Analyses will be conducted with data aggregated to census tracts, ZIP codes, towns, along with disaggregated analyses at the level of the individual case using the Spatial Scan statistic to determine whether areas of excess can be "explained" by chance or other covariate information, whether areas of excess are stable over time, or if they vary by diagnostic stage.

GST, Environment Factors And Breast Cancer Risk

Recent epidemiologic studies suggest that genetic polymorphisms of the glutathione s-transferase (GST) may affect an individual's risk of developing breast cancer. The alleged role of GST is hypothesized due to the observation that GST gene products catalyze the conjugation with glutathione of potentially cytotoxic and genotoxic reactive chemical intermediates to yield inactive products, thereby, providing a protective mechanism against cancer development. Since the suggested high-risk GST genotypes commonly occur in the general population, the calculated population attributable risk can be high.

To confirm the initial reports, a case-control study of GST genetic polymorphisms, environmental factors, and breast cancer risk is being conducted in Connecticut, a state with a high incidence rate of breast cancer. The primary aim of this 2-year study is to examine the association between genetic variability in three major GSTs – GSTM1, GSTT1, and GSTP1, and an individual's susceptibility to breast cancer. Research questions include:

• Is there a lack of, or reduced expression of, these GSTs associated with an increased risk of breast cancer?
• Does the risk of breast cancer increase as the number of putative high-risk GST genotypes increases?
• And do these GSTs modify the association between environmental factors and the risk of breast cancer?

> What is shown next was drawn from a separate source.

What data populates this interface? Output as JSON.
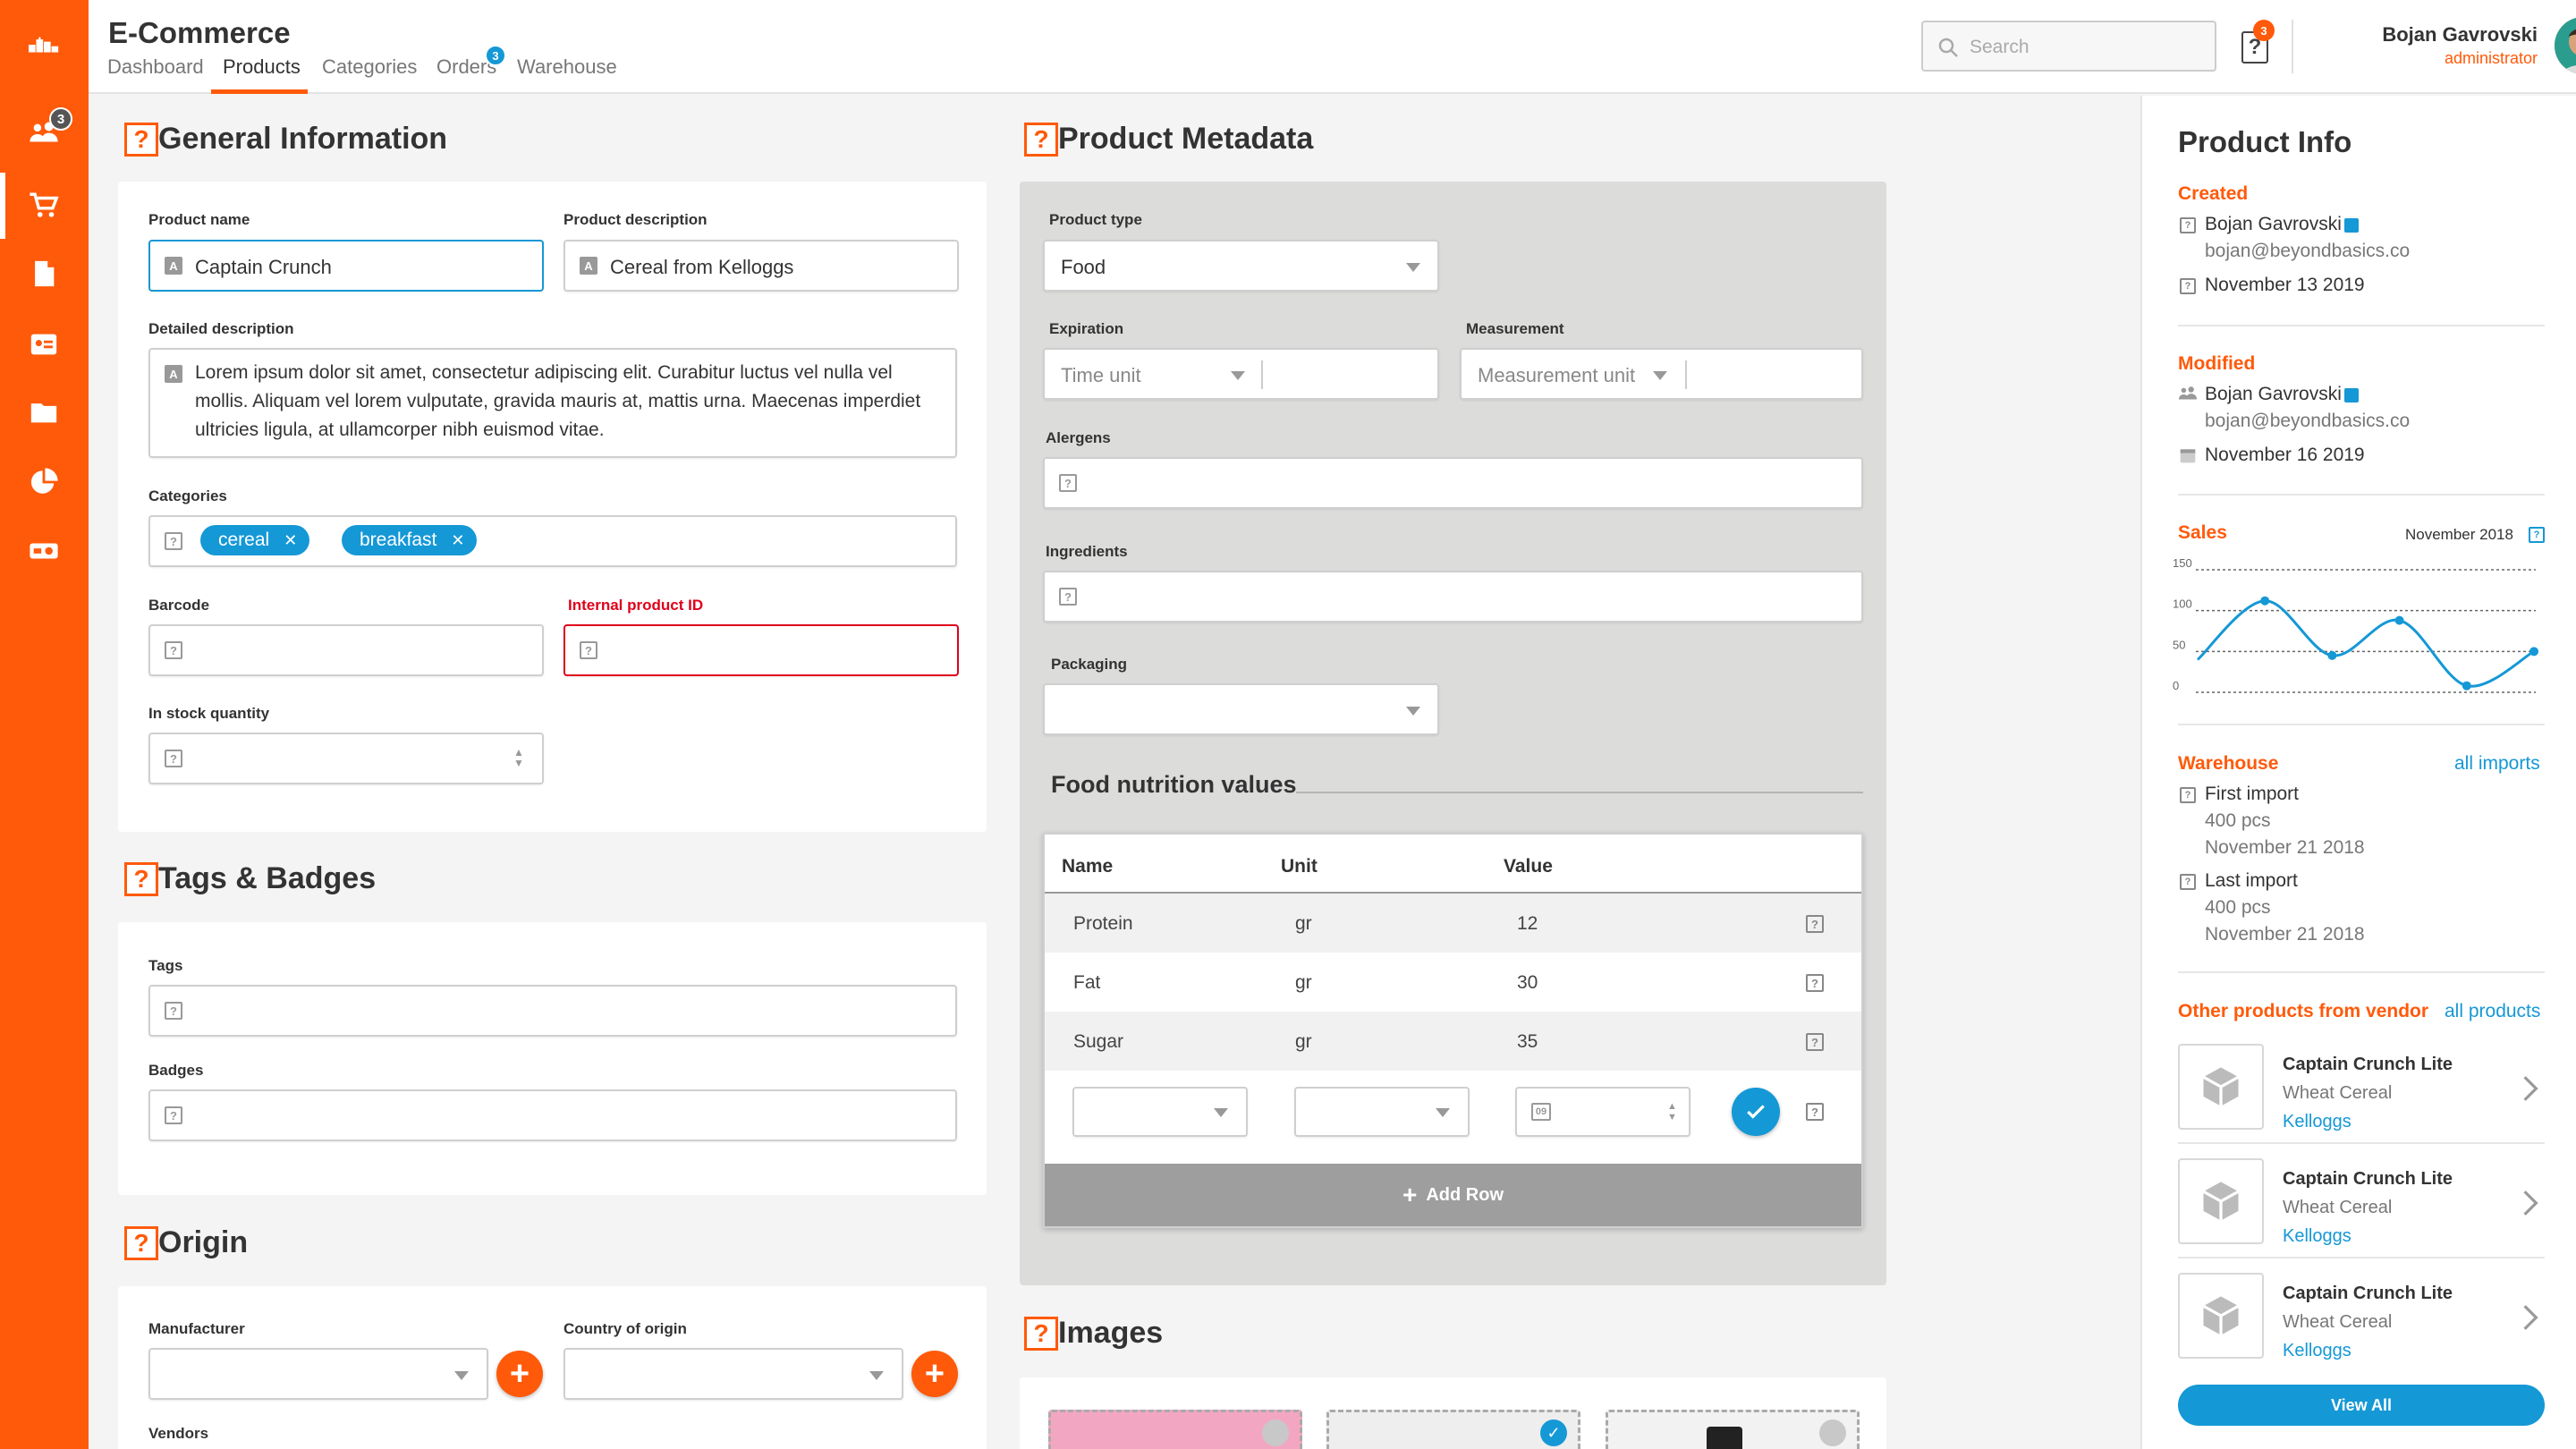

Blood samples, previously collected in a recently completed breast cancer study of 349 women diagnosed with breast cancer (cases) and 363 control women (no breast or other forms of cancer), are being assayed for GST genotypes. Information on environmental exposures, including blood levels of certain pesticides and polychlorinated biphenyls (PCBs), known or suspected breast cancer risk factors, and potential confounding variables have also been collected from all study participants.

Findings from this study will contribute to the determination of whether genetic polymorphisms of GST are associated with breast cancer.